Each year, our Director of Research at the BAM Alliance, Larry Swedroe, unveils what he believes are some of the most important lessons of investing. This month’s Viewpoints will highlight three of our favorites from the list. The full list of nine lessons can be found here, and is well worth the time to read.
It was tough to choose only three, as they’re all insightful. But here are Waypoint’s favorite three (okay, four) lessons from last year:
- Active management is a loser’s game:
Ouch. This might sound harsh. But more and more people are becoming aware of the evidence against investing based on opinion. More investors each year are realizing the challenges for active managers to keep up with (and outperform) the markets, after fees and taxes. At Waypoint, we’ve learned that as well and came to a point in our careers where we had to put ego aside and truly measure returns against an evidence-based portfolio. This is when we realized the importance of playing the winner’s game.
- So much of returns comes in very short and unpredictable bursts:
There is simply no better lesson for staying invested during challenging times. Larry’s statistic is mind-boggling: Looking at all of the S&P 500’s months between 1926 and 2010 (there are 1,020 of them), on average one month out of the year provided an average return of 10.7%. The remaining (worst) 91.7% of the months produced almost nothing in returns.

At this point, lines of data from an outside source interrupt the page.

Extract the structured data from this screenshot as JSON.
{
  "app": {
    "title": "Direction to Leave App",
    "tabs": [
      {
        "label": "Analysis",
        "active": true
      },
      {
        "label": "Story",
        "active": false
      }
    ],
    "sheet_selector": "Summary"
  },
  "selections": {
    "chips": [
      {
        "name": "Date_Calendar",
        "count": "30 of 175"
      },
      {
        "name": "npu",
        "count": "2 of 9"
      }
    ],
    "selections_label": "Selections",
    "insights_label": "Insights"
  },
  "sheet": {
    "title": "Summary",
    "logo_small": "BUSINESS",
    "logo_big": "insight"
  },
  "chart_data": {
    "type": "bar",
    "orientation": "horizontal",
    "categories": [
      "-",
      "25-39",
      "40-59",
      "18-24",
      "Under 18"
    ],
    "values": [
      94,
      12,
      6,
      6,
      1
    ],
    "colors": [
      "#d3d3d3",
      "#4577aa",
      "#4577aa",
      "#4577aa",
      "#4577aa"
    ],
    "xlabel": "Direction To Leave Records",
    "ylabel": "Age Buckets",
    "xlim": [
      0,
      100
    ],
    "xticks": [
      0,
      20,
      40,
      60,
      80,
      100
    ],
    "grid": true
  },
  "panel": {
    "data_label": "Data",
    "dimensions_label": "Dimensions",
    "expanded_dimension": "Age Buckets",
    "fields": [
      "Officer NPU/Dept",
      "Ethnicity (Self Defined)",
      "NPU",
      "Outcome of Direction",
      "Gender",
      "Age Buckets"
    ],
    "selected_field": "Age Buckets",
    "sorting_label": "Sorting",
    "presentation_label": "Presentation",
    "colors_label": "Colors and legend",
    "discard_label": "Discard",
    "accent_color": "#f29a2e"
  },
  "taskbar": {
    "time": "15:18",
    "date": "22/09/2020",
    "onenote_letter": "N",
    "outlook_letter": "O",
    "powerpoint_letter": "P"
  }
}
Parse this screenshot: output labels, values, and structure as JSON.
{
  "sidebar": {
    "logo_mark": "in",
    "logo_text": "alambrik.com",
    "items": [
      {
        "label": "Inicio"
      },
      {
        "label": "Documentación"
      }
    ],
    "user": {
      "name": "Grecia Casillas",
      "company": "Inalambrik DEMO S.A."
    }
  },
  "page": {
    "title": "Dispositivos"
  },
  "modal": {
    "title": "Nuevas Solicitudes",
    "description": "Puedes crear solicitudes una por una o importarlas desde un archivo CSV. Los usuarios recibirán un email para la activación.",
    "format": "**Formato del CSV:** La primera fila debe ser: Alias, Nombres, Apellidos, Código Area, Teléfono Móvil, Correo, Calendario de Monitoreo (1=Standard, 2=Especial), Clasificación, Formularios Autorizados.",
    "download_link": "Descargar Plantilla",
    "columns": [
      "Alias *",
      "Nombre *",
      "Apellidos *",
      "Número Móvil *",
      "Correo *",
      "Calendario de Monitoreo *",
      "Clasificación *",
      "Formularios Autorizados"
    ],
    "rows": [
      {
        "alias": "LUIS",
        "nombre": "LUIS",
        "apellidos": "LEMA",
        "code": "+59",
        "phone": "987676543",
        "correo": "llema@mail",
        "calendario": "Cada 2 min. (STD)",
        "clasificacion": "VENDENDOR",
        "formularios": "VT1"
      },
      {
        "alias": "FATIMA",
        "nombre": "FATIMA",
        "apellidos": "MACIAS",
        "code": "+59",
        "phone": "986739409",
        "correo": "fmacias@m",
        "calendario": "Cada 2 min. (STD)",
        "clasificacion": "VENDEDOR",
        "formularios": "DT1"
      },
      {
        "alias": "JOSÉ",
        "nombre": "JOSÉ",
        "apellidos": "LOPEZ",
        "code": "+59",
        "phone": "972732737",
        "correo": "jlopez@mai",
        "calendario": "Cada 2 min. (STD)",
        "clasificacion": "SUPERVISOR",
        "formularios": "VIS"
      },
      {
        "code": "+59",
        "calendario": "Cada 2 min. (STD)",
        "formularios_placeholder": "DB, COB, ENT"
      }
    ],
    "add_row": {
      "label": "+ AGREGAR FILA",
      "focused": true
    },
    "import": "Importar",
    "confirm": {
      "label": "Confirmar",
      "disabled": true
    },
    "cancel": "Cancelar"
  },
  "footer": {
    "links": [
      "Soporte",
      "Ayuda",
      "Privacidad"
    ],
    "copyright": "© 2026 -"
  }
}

Put differently, about only 8% of the months produced almost all of the long-term returns.
He summarizes a perfect quote from famous investor Charles Ellis: “Investors would do well to learn from deer hunters and fishermen who know the importance of ‘being there’ and using patient persistence—so they are there when opportunity knocks.”
- Even with a Crystal Ball:
Let’s pretend that last year you actually did have a crystal ball, and could see future events (not stock prices). Would that have been valuable to you for investing decisions? Larry asks the question, would you truly have been a buyer of stocks if you knew that:
-The first few weeks of 2016 would be the worst start to a year since the Great Depression?
-Great Britain would vote to exit the European Union?
-Donald Trump would become the president?
If we’re honest, we wouldn’t have predicted that the market would respond to each of these unforeseen events the way that it did. After initial pullbacks, markets were positive. “Even with a clear crystal ball (which no one has), it’s very difficult to predict stock markets. Thus, you shouldn’t try. It’s a loser’s game.”
- (Bonus) Last year’s winners are just as likely to be this years’ dogs:
I couldn’t help but add this fourth. This is a simple and incredibly important reminder that, as investors, we shouldn’t get ahead of ourselves. Never get too excited if some positions performed really well in the short-term. This lesson is a call to diversify properly and rebalance, and never lose sight of the long-term goal. Because as investors, we never get hit by the proverbial bus we see coming. Managing overconfidence helps us to stay the course.